A comprehensive review of commercially marketed synthetic progestins was completed using the yeast-based in vitro androgen bioassay. This led to a detailed description of steroid androgen receptor (SAR) for androgenic activity of synthetic progestins. The practical implications of this analysis for the WADA antidoping program were that the risk from newer synthetic progestins was relatively low as they lacked significant intrinsic androgenic potency. The major risk was from the older, first generation synthetic progestins, especially those derived from 19-nortestosterone, which had significant intrinsic androgenic potency that could be enhanced by simple chemical modifications. Nevertheless existing GC/MS profiling was already available for these compounds. These conclusions are supported by the rarity of novel progestin-derived illicit designer androgens subsequent to the discovery of THG. The simplified and modified mouse in vivo androgen bioassays gave quite consistent findings with rank order of potency of the in vitro androgen bioassays. Specific class-based comparisons confirmed that the newer third generation synthetic progestin, as exemplified by nesterone, had negligible androgenic bioactivity whereas the older early generation progestin, norgestrel, had significant intrinsic androgenic potency in vivo.
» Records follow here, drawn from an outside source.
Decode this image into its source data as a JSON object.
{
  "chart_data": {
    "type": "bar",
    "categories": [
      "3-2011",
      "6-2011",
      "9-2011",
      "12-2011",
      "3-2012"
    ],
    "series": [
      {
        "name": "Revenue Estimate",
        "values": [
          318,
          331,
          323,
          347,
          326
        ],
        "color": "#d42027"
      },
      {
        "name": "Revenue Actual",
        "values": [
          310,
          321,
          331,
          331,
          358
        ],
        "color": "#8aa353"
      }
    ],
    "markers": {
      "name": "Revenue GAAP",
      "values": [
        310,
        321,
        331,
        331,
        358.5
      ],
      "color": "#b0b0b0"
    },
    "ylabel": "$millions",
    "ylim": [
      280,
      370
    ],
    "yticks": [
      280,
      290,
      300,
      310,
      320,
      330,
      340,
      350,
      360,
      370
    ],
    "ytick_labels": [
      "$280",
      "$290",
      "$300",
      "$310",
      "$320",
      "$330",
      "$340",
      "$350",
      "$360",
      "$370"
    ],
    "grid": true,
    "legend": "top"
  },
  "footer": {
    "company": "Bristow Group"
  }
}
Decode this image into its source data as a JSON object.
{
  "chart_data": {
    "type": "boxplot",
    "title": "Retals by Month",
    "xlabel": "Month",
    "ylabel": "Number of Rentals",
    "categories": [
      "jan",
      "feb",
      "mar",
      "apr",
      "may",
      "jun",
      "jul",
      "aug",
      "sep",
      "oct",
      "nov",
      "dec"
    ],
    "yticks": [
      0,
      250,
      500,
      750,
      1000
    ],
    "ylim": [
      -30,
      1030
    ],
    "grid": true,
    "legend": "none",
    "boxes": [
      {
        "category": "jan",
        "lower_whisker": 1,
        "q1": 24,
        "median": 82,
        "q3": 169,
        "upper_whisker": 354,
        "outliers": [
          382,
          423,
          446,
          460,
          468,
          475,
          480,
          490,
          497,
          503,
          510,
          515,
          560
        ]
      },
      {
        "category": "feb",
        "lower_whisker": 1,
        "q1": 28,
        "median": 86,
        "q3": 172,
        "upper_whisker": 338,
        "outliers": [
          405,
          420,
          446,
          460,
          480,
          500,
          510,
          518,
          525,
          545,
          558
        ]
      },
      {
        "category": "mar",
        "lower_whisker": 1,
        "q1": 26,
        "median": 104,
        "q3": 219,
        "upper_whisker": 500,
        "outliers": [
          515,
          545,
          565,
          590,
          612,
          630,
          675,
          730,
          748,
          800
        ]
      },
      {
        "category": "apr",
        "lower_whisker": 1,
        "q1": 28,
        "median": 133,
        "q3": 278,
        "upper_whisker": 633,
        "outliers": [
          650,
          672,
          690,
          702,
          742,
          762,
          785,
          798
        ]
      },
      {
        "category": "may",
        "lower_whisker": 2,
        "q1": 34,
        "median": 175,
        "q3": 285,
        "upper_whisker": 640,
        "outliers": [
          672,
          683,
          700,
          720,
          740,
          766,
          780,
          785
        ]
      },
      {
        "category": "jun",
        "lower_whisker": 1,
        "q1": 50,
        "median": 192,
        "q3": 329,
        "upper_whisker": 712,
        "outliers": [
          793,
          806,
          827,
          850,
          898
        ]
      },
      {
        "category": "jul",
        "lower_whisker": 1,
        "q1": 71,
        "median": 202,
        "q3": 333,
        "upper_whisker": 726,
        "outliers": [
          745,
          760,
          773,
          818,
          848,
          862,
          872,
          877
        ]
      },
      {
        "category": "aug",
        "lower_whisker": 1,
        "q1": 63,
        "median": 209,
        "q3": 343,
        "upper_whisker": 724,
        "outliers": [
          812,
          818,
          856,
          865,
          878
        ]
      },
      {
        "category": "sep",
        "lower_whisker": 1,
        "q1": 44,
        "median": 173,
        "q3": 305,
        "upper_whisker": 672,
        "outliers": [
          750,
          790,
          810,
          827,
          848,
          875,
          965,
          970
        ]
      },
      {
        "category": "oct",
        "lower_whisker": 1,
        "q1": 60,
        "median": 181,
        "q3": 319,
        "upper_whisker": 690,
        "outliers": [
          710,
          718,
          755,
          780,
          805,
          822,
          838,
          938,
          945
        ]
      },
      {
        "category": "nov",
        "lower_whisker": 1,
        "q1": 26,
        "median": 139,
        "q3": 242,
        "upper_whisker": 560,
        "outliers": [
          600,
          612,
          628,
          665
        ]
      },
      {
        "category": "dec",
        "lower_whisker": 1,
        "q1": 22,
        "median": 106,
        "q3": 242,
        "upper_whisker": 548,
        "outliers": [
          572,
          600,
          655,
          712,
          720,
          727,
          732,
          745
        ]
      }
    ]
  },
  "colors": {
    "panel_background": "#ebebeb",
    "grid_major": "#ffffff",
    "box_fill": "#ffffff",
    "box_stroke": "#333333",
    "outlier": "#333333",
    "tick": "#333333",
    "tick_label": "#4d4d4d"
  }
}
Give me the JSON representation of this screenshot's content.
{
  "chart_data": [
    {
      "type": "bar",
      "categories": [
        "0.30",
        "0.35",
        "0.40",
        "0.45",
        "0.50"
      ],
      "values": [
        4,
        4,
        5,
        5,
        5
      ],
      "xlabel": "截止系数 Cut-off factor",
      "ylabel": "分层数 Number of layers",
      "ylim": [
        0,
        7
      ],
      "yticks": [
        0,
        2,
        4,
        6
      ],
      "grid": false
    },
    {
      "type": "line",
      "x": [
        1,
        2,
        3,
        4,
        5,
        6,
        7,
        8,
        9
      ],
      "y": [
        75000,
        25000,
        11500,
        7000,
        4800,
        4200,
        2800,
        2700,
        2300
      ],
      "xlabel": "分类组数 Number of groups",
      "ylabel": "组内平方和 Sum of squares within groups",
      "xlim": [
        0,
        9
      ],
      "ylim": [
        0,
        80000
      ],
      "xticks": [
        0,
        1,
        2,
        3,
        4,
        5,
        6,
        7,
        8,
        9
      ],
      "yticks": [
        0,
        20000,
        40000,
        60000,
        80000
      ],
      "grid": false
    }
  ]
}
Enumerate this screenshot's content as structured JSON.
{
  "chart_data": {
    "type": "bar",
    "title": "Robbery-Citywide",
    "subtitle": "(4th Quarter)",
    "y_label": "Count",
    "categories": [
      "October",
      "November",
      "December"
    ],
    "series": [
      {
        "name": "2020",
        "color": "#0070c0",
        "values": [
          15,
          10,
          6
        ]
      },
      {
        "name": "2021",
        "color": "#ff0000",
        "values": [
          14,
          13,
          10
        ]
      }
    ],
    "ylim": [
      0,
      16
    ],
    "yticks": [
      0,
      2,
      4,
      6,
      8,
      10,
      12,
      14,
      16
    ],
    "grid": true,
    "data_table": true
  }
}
These findings confirmed that no further detailed metabolic analysis of excretory products of modern progestins in humans is warranted as the significant risks are already covered by the known commercially marketed progestins.

Publications

L. McRobba, D.J. Handelsman, R. Kazlauskas, S. Wilkinson, M.D. McLeode, A.K. Heather. Structure–activity relationships of synthetic progestins in a yeast-based in vitro androgen bioassay. Journal of Steroid Biochemistry & Molecular Biology, 110 (2008) 39–47.